A US Foods Inc. executive said in federal court Monday that his company would walk away from its planned merger with rival Sysco Corp. if the presiding judge issues an injunction to preliminarily block the deal.
David Schreibman, an executive vice president for strategy at US Foods, told U.S. District Judge Amit Mehta his company isn’t willing to endure additional lengthy periods of uncertainty about its business while engaging in a protracted legal fight with U.S. antitrust enforcers.
The Federal Trade Commission, which spent more than a year reviewing Sysco’s proposed acquisition of US Foods, sued the companies in February. The commission wants Judge Mehta to block the deal preliminarily while it holds a longer in-house administrative beginning in July.
“We will terminate if this court enjoins the transaction,” Mr. Schreibman said.
Monday’s court proceedings saw testimony from top executives at both companies attempting to rebut the FTC’s case against the deal, which would combine the nation’s top two food distributors.
The companies provide ingredients, paper goods and a range of other products to restaurants and other institutions that serve food.
Sysco Corp. CEO Bill DeLaney disputed government claims his company could target customers for price increases if it is allowed to acquire US Foods.
“It would be a very stupid thing to contemplate,” Mr. DeLaney told Judge Mehta.
Thousands of food distributors compete for business from restaurants and other customers, and that competition has grown more acute since the financial crisis while industry growth has flattened, Mr. DeLaney said.
Mr. DeLaney said the company’s acquisition of US Foods would help it cut costs by hundreds of millions of dollars, including through increased purchasing power with food manufacturers. Reducing costs was a top priority for Sysco and the deal would allow it to compete more effectively, he said.
He said that if a combined Sysco-US Foods sought to raise prices after a merger, the company would feel the pain from customers, who would take their business to other distributors eager for more clients.
Mr. DeLaney’s testimony lasted about two hours and came at the beginning of the second week of court proceedings.
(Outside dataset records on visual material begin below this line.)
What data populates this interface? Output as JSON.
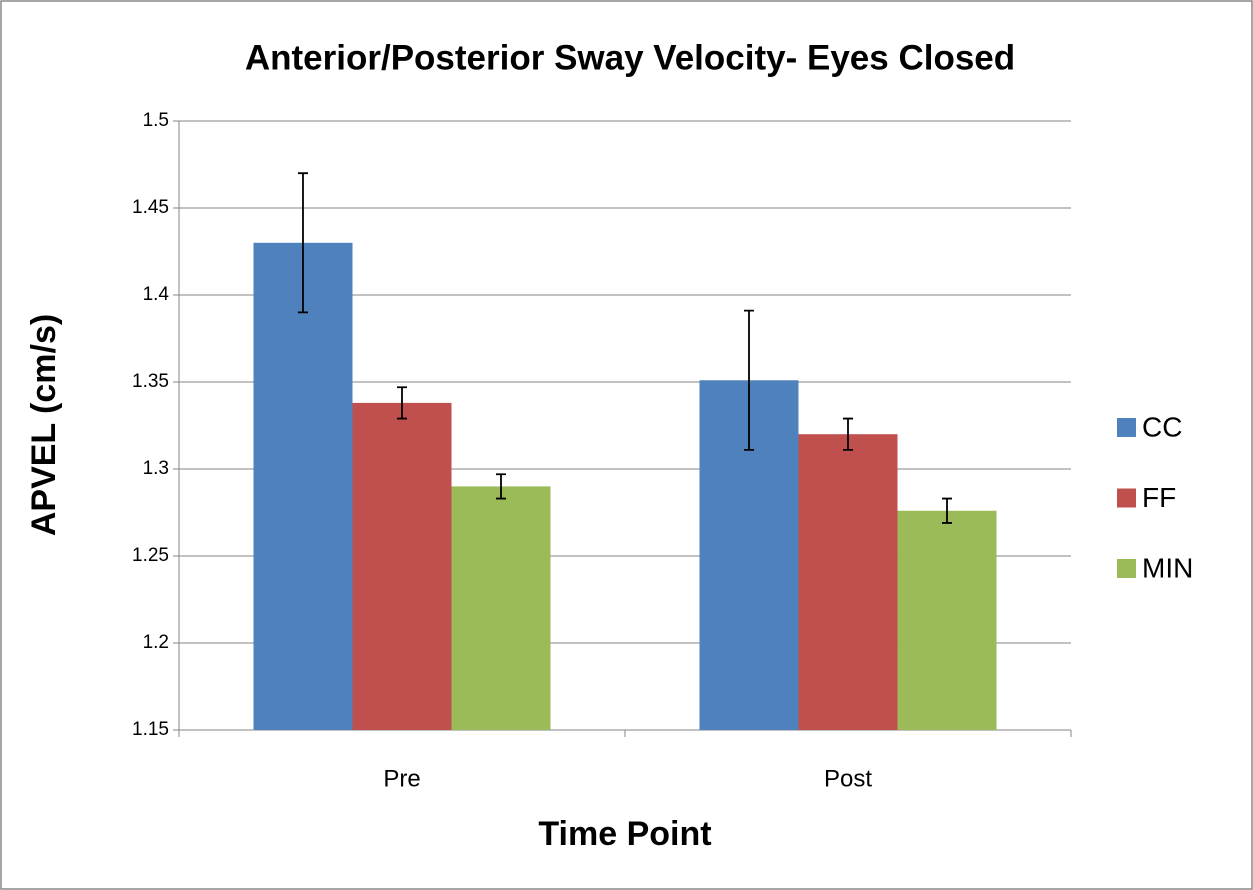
{
  "chart_data": {
    "type": "bar",
    "title": "Anterior/Posterior Sway Velocity- Eyes Closed",
    "x_label": "Time Point",
    "y_label": "APVEL (cm/s)",
    "categories": [
      "Pre",
      "Post"
    ],
    "series": [
      {
        "name": "CC",
        "color": "#4f81bd",
        "values": [
          1.43,
          1.351
        ],
        "errors": [
          0.04,
          0.04
        ]
      },
      {
        "name": "FF",
        "color": "#c0504d",
        "values": [
          1.338,
          1.32
        ],
        "errors": [
          0.009,
          0.009
        ]
      },
      {
        "name": "MIN",
        "color": "#9bbb59",
        "values": [
          1.29,
          1.276
        ],
        "errors": [
          0.007,
          0.007
        ]
      }
    ],
    "ylim": [
      1.15,
      1.5
    ],
    "yticks": [
      1.15,
      1.2,
      1.25,
      1.3,
      1.35,
      1.4,
      1.45,
      1.5
    ],
    "grid": true,
    "legend": "right"
  }
}
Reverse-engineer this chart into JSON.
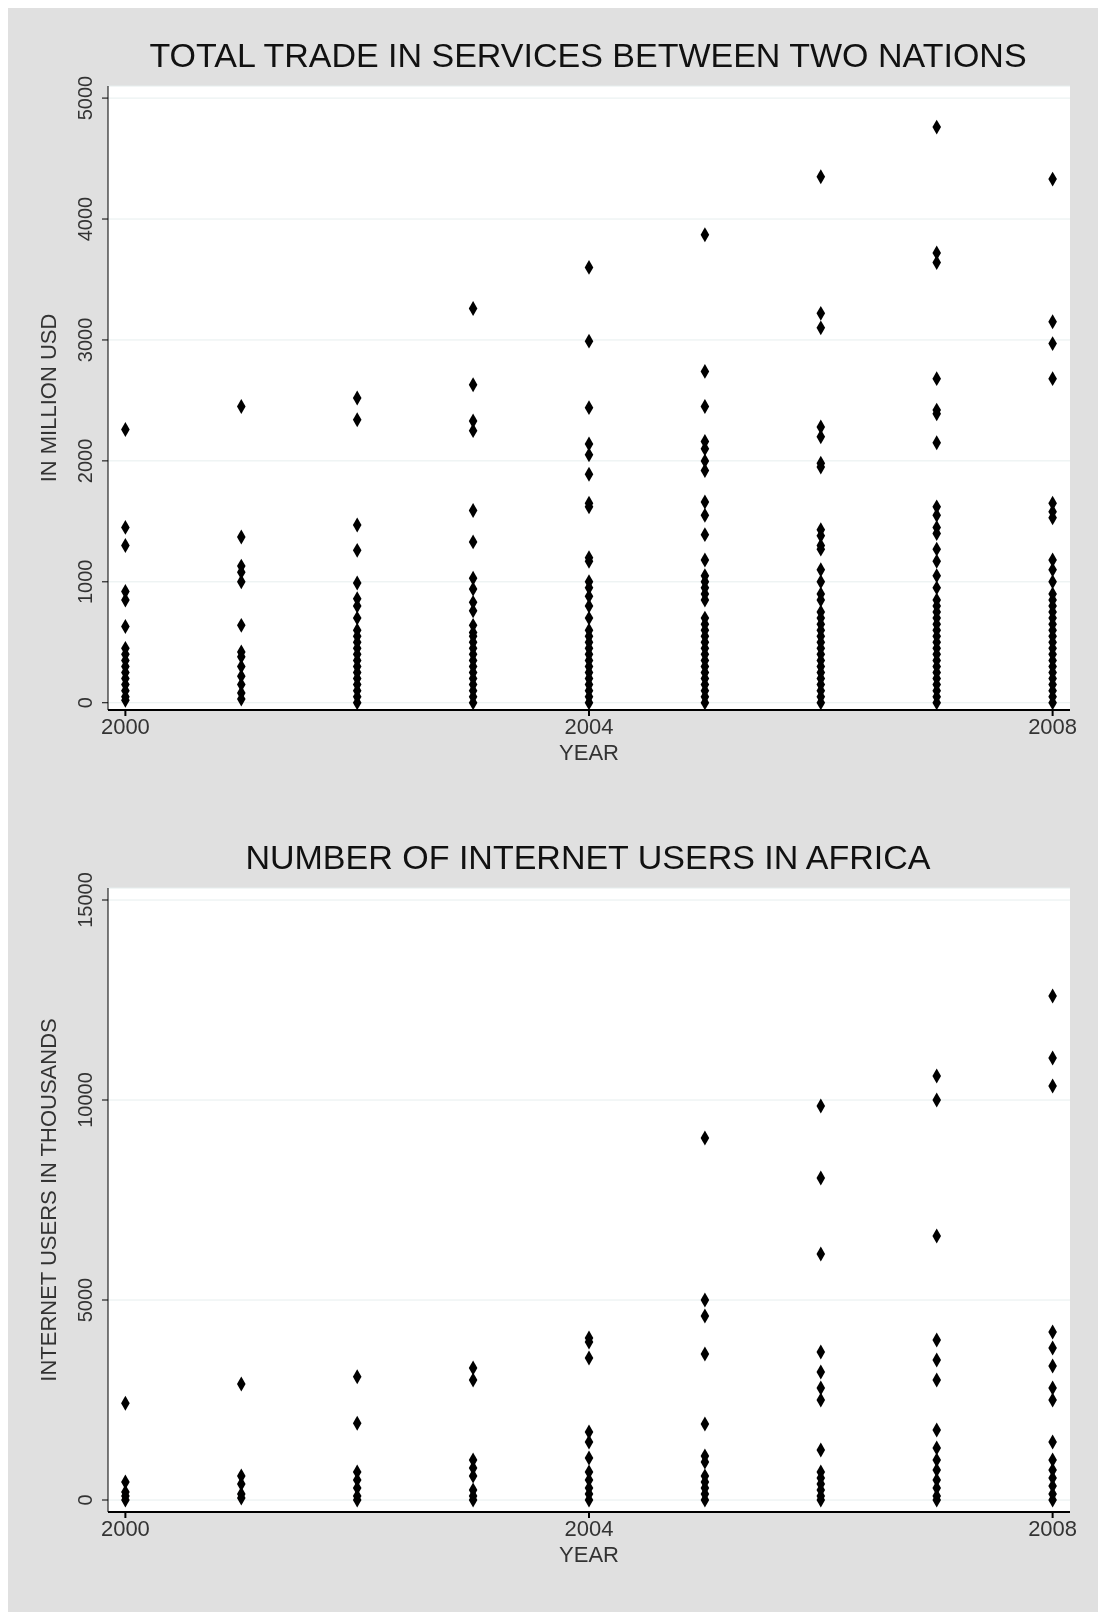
{
  "chart_data": [
    {
      "type": "scatter",
      "title": "TOTAL TRADE IN SERVICES BETWEEN TWO NATIONS",
      "xlabel": "YEAR",
      "ylabel": "IN MILLION USD",
      "color": "#000000",
      "marker": "diamond",
      "grid": "y",
      "xlim": [
        1999.85,
        2008.15
      ],
      "xticks": [
        2000,
        2004,
        2008
      ],
      "ylim": [
        -60,
        5100
      ],
      "yticks": [
        0,
        1000,
        2000,
        3000,
        4000,
        5000
      ],
      "x": [
        2000,
        2000,
        2000,
        2000,
        2000,
        2000,
        2000,
        2000,
        2000,
        2000,
        2000,
        2000,
        2000,
        2000,
        2000,
        2000,
        2001,
        2001,
        2001,
        2001,
        2001,
        2001,
        2001,
        2001,
        2001,
        2001,
        2001,
        2001,
        2001,
        2002,
        2002,
        2002,
        2002,
        2002,
        2002,
        2002,
        2002,
        2002,
        2002,
        2002,
        2002,
        2002,
        2002,
        2002,
        2002,
        2002,
        2002,
        2002,
        2002,
        2002,
        2003,
        2003,
        2003,
        2003,
        2003,
        2003,
        2003,
        2003,
        2003,
        2003,
        2003,
        2003,
        2003,
        2003,
        2003,
        2003,
        2003,
        2003,
        2003,
        2003,
        2003,
        2003,
        2003,
        2003,
        2004,
        2004,
        2004,
        2004,
        2004,
        2004,
        2004,
        2004,
        2004,
        2004,
        2004,
        2004,
        2004,
        2004,
        2004,
        2004,
        2004,
        2004,
        2004,
        2004,
        2004,
        2004,
        2004,
        2004,
        2004,
        2004,
        2004,
        2004,
        2005,
        2005,
        2005,
        2005,
        2005,
        2005,
        2005,
        2005,
        2005,
        2005,
        2005,
        2005,
        2005,
        2005,
        2005,
        2005,
        2005,
        2005,
        2005,
        2005,
        2005,
        2005,
        2005,
        2005,
        2005,
        2005,
        2005,
        2005,
        2005,
        2005,
        2005,
        2006,
        2006,
        2006,
        2006,
        2006,
        2006,
        2006,
        2006,
        2006,
        2006,
        2006,
        2006,
        2006,
        2006,
        2006,
        2006,
        2006,
        2006,
        2006,
        2006,
        2006,
        2006,
        2006,
        2006,
        2006,
        2006,
        2006,
        2006,
        2006,
        2006,
        2006,
        2007,
        2007,
        2007,
        2007,
        2007,
        2007,
        2007,
        2007,
        2007,
        2007,
        2007,
        2007,
        2007,
        2007,
        2007,
        2007,
        2007,
        2007,
        2007,
        2007,
        2007,
        2007,
        2007,
        2007,
        2007,
        2007,
        2007,
        2007,
        2007,
        2007,
        2007,
        2007,
        2007,
        2008,
        2008,
        2008,
        2008,
        2008,
        2008,
        2008,
        2008,
        2008,
        2008,
        2008,
        2008,
        2008,
        2008,
        2008,
        2008,
        2008,
        2008,
        2008,
        2008,
        2008,
        2008,
        2008,
        2008,
        2008,
        2008,
        2008,
        2008,
        2008
      ],
      "values": [
        2260,
        1450,
        1300,
        920,
        850,
        630,
        450,
        400,
        350,
        300,
        250,
        200,
        150,
        100,
        50,
        20,
        2450,
        1370,
        1130,
        1080,
        1000,
        640,
        420,
        380,
        300,
        220,
        150,
        80,
        30,
        2520,
        2340,
        1470,
        1260,
        990,
        860,
        800,
        700,
        600,
        550,
        500,
        450,
        400,
        350,
        300,
        250,
        200,
        150,
        100,
        50,
        0,
        3260,
        2630,
        2330,
        2250,
        1590,
        1330,
        1030,
        940,
        830,
        760,
        640,
        580,
        550,
        500,
        450,
        400,
        350,
        300,
        250,
        200,
        150,
        100,
        50,
        0,
        3600,
        2990,
        2440,
        2140,
        2050,
        1890,
        1650,
        1620,
        1200,
        1170,
        1000,
        950,
        880,
        800,
        700,
        600,
        550,
        500,
        450,
        400,
        350,
        300,
        250,
        200,
        150,
        100,
        50,
        0,
        3870,
        2740,
        2450,
        2160,
        2100,
        2000,
        1920,
        1660,
        1550,
        1390,
        1180,
        1050,
        1000,
        950,
        900,
        850,
        700,
        650,
        600,
        550,
        500,
        450,
        400,
        350,
        300,
        250,
        200,
        150,
        100,
        50,
        0,
        4350,
        3220,
        3100,
        2280,
        2200,
        1980,
        1950,
        1430,
        1380,
        1300,
        1270,
        1100,
        1000,
        900,
        850,
        750,
        700,
        650,
        600,
        550,
        500,
        450,
        400,
        350,
        300,
        250,
        200,
        150,
        100,
        50,
        0,
        4760,
        3720,
        3640,
        2680,
        2420,
        2390,
        2150,
        1620,
        1550,
        1450,
        1400,
        1270,
        1170,
        1050,
        950,
        850,
        800,
        750,
        700,
        650,
        600,
        550,
        500,
        450,
        400,
        350,
        300,
        250,
        200,
        150,
        100,
        50,
        0,
        4330,
        3150,
        2970,
        2680,
        1650,
        1580,
        1530,
        1180,
        1100,
        1000,
        900,
        850,
        800,
        750,
        700,
        650,
        600,
        550,
        500,
        450,
        400,
        350,
        300,
        250,
        200,
        150,
        100,
        50,
        0
      ]
    },
    {
      "type": "scatter",
      "title": "NUMBER OF INTERNET USERS IN AFRICA",
      "xlabel": "YEAR",
      "ylabel": "INTERNET USERS IN THOUSANDS",
      "color": "#000000",
      "marker": "diamond",
      "grid": "y",
      "xlim": [
        1999.85,
        2008.15
      ],
      "xticks": [
        2000,
        2004,
        2008
      ],
      "ylim": [
        -300,
        15300
      ],
      "yticks": [
        0,
        5000,
        10000,
        15000
      ],
      "x": [
        2000,
        2000,
        2000,
        2000,
        2000,
        2001,
        2001,
        2001,
        2001,
        2001,
        2002,
        2002,
        2002,
        2002,
        2002,
        2002,
        2002,
        2003,
        2003,
        2003,
        2003,
        2003,
        2003,
        2003,
        2003,
        2004,
        2004,
        2004,
        2004,
        2004,
        2004,
        2004,
        2004,
        2004,
        2004,
        2004,
        2005,
        2005,
        2005,
        2005,
        2005,
        2005,
        2005,
        2005,
        2005,
        2005,
        2005,
        2005,
        2006,
        2006,
        2006,
        2006,
        2006,
        2006,
        2006,
        2006,
        2006,
        2006,
        2006,
        2006,
        2006,
        2006,
        2007,
        2007,
        2007,
        2007,
        2007,
        2007,
        2007,
        2007,
        2007,
        2007,
        2007,
        2007,
        2007,
        2007,
        2008,
        2008,
        2008,
        2008,
        2008,
        2008,
        2008,
        2008,
        2008,
        2008,
        2008,
        2008,
        2008,
        2008,
        2008
      ],
      "values": [
        2420,
        450,
        200,
        100,
        0,
        2900,
        600,
        400,
        150,
        50,
        3080,
        1920,
        700,
        500,
        300,
        100,
        0,
        3300,
        3000,
        1000,
        800,
        600,
        250,
        100,
        0,
        4050,
        3950,
        3550,
        1700,
        1450,
        1050,
        700,
        500,
        300,
        150,
        0,
        9050,
        5000,
        4600,
        3650,
        1900,
        1100,
        950,
        600,
        450,
        300,
        150,
        0,
        9850,
        8050,
        6150,
        3700,
        3200,
        2800,
        2500,
        1250,
        700,
        550,
        400,
        250,
        100,
        0,
        10600,
        10000,
        6600,
        4000,
        3500,
        3000,
        1750,
        1300,
        1000,
        750,
        500,
        300,
        100,
        0,
        12600,
        11050,
        10350,
        4200,
        3800,
        3350,
        2800,
        2500,
        1450,
        1000,
        750,
        550,
        350,
        150,
        0
      ]
    }
  ]
}
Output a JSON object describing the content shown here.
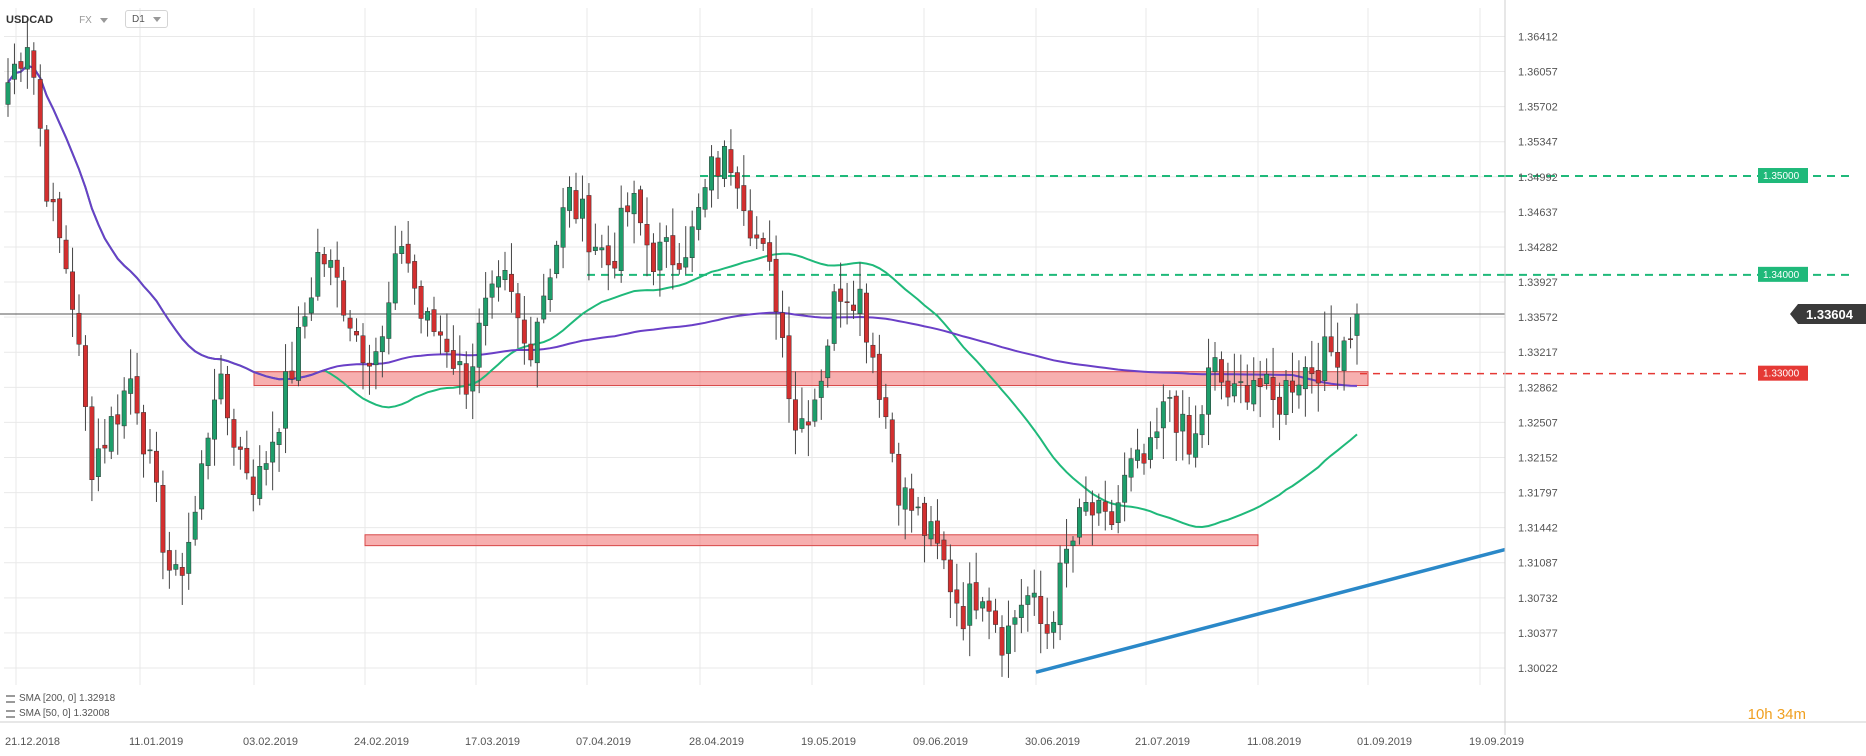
{
  "header": {
    "symbol": "USDCAD",
    "asset_class": "FX",
    "timeframe": "D1"
  },
  "legend": [
    {
      "label": "SMA [200, 0] 1.32918",
      "color": "#6a3fc7"
    },
    {
      "label": "SMA [50, 0] 1.32008",
      "color": "#1fb97a"
    }
  ],
  "timer": {
    "hours": "10",
    "h_unit": "h",
    "minutes": "34",
    "m_unit": "m"
  },
  "colors": {
    "bull": "#1e9e6b",
    "bear": "#d32f2f",
    "grid": "#e9e9e9",
    "sma200": "#6a3fc7",
    "sma50": "#1fb97a",
    "trend": "#2a88c8",
    "resistance": "#1fb97a",
    "support_zone": "#f27a7a",
    "price_line": "#555555"
  },
  "chart_data": {
    "type": "candlestick",
    "symbol": "USDCAD",
    "timeframe": "D1",
    "ylim": [
      1.2985,
      1.367
    ],
    "y_ticks": [
      1.36412,
      1.36057,
      1.35702,
      1.35347,
      1.34992,
      1.34637,
      1.34282,
      1.33927,
      1.33572,
      1.33217,
      1.32862,
      1.32507,
      1.32152,
      1.31797,
      1.31442,
      1.31087,
      1.30732,
      1.30377,
      1.30022
    ],
    "x_ticks": [
      "21.12.2018",
      "11.01.2019",
      "03.02.2019",
      "24.02.2019",
      "17.03.2019",
      "07.04.2019",
      "28.04.2019",
      "19.05.2019",
      "09.06.2019",
      "30.06.2019",
      "21.07.2019",
      "11.08.2019",
      "01.09.2019",
      "19.09.2019"
    ],
    "current_price": 1.33604,
    "price_labels": [
      {
        "value": 1.35,
        "label": "1.35000",
        "color": "#1fb97a"
      },
      {
        "value": 1.34,
        "label": "1.34000",
        "color": "#1fb97a"
      },
      {
        "value": 1.33,
        "label": "1.33000",
        "color": "#e53935"
      }
    ],
    "resistance_levels": [
      {
        "value": 1.35,
        "from": "28.04.2019"
      },
      {
        "value": 1.34,
        "from": "07.04.2019"
      }
    ],
    "support_zones": [
      {
        "low": 1.3288,
        "high": 1.3302,
        "from": "03.02.2019",
        "to": "01.09.2019"
      },
      {
        "low": 1.3126,
        "high": 1.3137,
        "from": "24.02.2019",
        "to": "11.08.2019"
      }
    ],
    "trendline": {
      "from": {
        "date": "30.06.2019",
        "value": 1.2998
      },
      "to": {
        "date": "19.09.2019",
        "value": 1.3122
      }
    },
    "key_points": [
      1.3595,
      1.3645,
      1.347,
      1.3395,
      1.321,
      1.325,
      1.33,
      1.3185,
      1.308,
      1.3155,
      1.3295,
      1.323,
      1.3185,
      1.3255,
      1.333,
      1.3425,
      1.3385,
      1.333,
      1.3325,
      1.344,
      1.335,
      1.334,
      1.329,
      1.336,
      1.339,
      1.332,
      1.34,
      1.348,
      1.3445,
      1.341,
      1.3475,
      1.342,
      1.342,
      1.344,
      1.351,
      1.352,
      1.344,
      1.338,
      1.3245,
      1.3285,
      1.339,
      1.3385,
      1.329,
      1.318,
      1.315,
      1.311,
      1.306,
      1.309,
      1.303,
      1.308,
      1.3035,
      1.3115,
      1.3165,
      1.314,
      1.32,
      1.321,
      1.328,
      1.321,
      1.331,
      1.327,
      1.33,
      1.3265,
      1.33,
      1.331,
      1.3325,
      1.336
    ]
  }
}
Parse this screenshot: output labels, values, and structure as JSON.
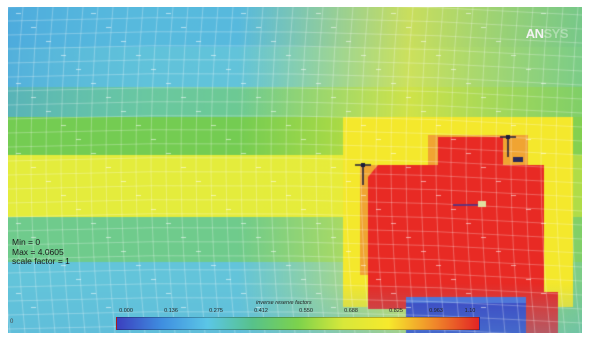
{
  "window": {
    "brand_main": "AN",
    "brand_tail": "SYS"
  },
  "stats": {
    "min": "Min = 0",
    "max": "Max = 4.0605",
    "scale": "scale factor = 1"
  },
  "legend": {
    "title": "inverse reserve factors",
    "ticks": [
      "0.000",
      "0.136",
      "0.275",
      "0.412",
      "0.550",
      "0.688",
      "0.825",
      "0.963",
      "1.10"
    ],
    "colors": [
      "#3b3fbf",
      "#3f8fe0",
      "#5bc6e6",
      "#57c28a",
      "#7cd24c",
      "#d8e83a",
      "#f6e92c",
      "#f08a2a",
      "#e32424"
    ]
  },
  "corner_mark": "0"
}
The FTC presented its case to the judge last week, arguing the merger would combine the only two distribution companies that are national in scope and can offer a broad line of products to customers.
The commission said the transaction would leave both large national customers and small food-service players in many local markets vulnerable to higher prices and reduced service.
Mr. DeLaney said large restaurant chains, hospitality companies and group purchasing organizations are powerful buyers that negotiate product prices directly with food manufacturers, not Sysco. Those large customers also have leverage against Sysco, he said.
After the merger, both national and local food businesses would still have plenty of distribution choices, Mr. DeLaney said. He also said plans by Sysco and US Foods to divest 11 distribution centers to the industry’s next-largest company, Performance Food Group Inc., would position that firm to be a strong national competitor.
Mr. Schreibman said food distributors are facing competition from cash-and-carry businesses like Restaurant Depot, where local businesses can go and buy the goods they need at a cost advantage.
On cross-examination, the FTC suggested Mr. Schreibman couldn’t point to examples where US Foods had lowered its prices in bidding for business in response to cash-and-carry competition.
FTC lawyers also said both Sysco and US Foods could make significant progress on cutting costs without the merger.
Testimony in the case is expected to continue through Wednesday.